Ich bin mir sicher, dass durchaus nun Menschen nach Afghanistan zurückkönnen, die vor wenigen Wochen verfolgt worden wären. Aber grundsätzlich gilt, dass gerade junge Menschen klare Werte und Normen brauchen, um nicht in Kriminalität oder ideologischen Extremismus abzurutschen. Wenn wir diese Menschen allein lassen, wenn wir ihnen nicht vermitteln, dass sie eine Chance haben, an unseren Werten des Grundgesetzes – mit allen Rechten und Pflichten – teilzunehmen, werden sie sich in einer sozialen Untergruppe einrichten – und diese mit aller Macht gegen vermeintliche Erosionen – Kontrollverlust – verteidigen. Die Mörder – und das ist das Tragische, denn das hat sicher niemand gewollt – sind das Ergebnis einer Laissez-faire-Haltung in der Integrationspolitik, die den Eindruck vermittelt hat, man könne in Deutschland nach seinen eigenen „Regeln“ leben.

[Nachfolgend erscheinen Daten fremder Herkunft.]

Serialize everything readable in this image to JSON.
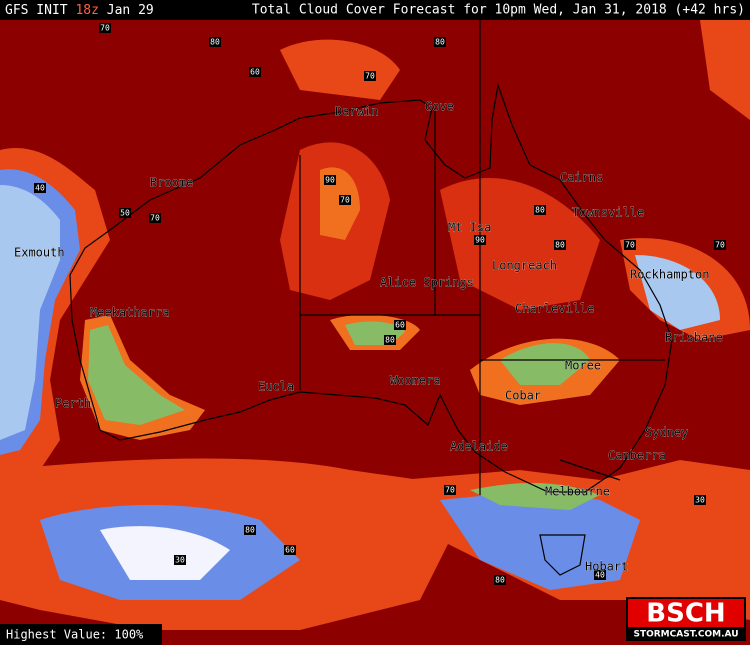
{
  "header": {
    "model": "GFS INIT",
    "run": "18z",
    "date": "Jan 29",
    "title": "Total Cloud Cover Forecast for 10pm Wed, Jan 31, 2018 (+42 hrs)"
  },
  "cities": [
    "Darwin",
    "Gove",
    "Broome",
    "Cairns",
    "Townsville",
    "Exmouth",
    "Mt Isa",
    "Longreach",
    "Rockhampton",
    "Alice Springs",
    "Meekatharra",
    "Charleville",
    "Brisbane",
    "Moree",
    "Eucla",
    "Woomera",
    "Perth",
    "Cobar",
    "Sydney",
    "Adelaide",
    "Canberra",
    "Melbourne",
    "Hobart"
  ],
  "contour_labels": [
    70,
    80,
    60,
    70,
    80,
    90,
    70,
    80,
    90,
    80,
    70,
    60,
    80,
    40,
    50,
    70,
    80,
    30,
    60,
    70,
    80,
    40,
    30,
    70
  ],
  "footer": "Highest Value: 100%",
  "logo": {
    "name": "BSCH",
    "site": "STORMCAST.COM.AU"
  }
}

Die Berliner Senatorin Breitenbach wollte in diesem Zusammenhang nur über „Männergewalt“ diskutieren, und lehnt eine Debatte über kulturelle Probleme ab. Was muss sich an der öffentlichen Diskussion in Deutschland jetzt ändern?
Die Integrationssenatorin Breitenbach, deren Vetter Harald Wolf Vizepräsident des Arbeitersamariterbundes ist, der Flüchtlingsunterkünfte betreibt? Wie überall auch müssen wir von der ideologischen Blindheit zunächst einmal zur nüchternen Vernunft kommen und die Tatsachen betrachten: Mehr als ein Drittel der Tatverdächtigen bei Sexualdelikten 2020 in Berlin hatte keine deutsche Staatsangehörigkeit – also weitaus mehr als der Anteil an der Bevölkerung. Bei den Tötungsdelikten liegt der Anteil der nichtdeutschen Tatverdächtigen sogar bei über 45 Prozent. Das sind empirisch schlichte Tatsachen, deren Ursache man ergründen muss, um zukünftige Taten zu verhindern. Wer sich weigert, diese Ursachenforschung zu betreiben, muss auch für die Folgen dieser Weigerung die Verantwortung übernehmen. Ich halte das gegenüber den zahlreichen Opfern von Gewalt- und Sexualdelikten für völlig verantwortungslos!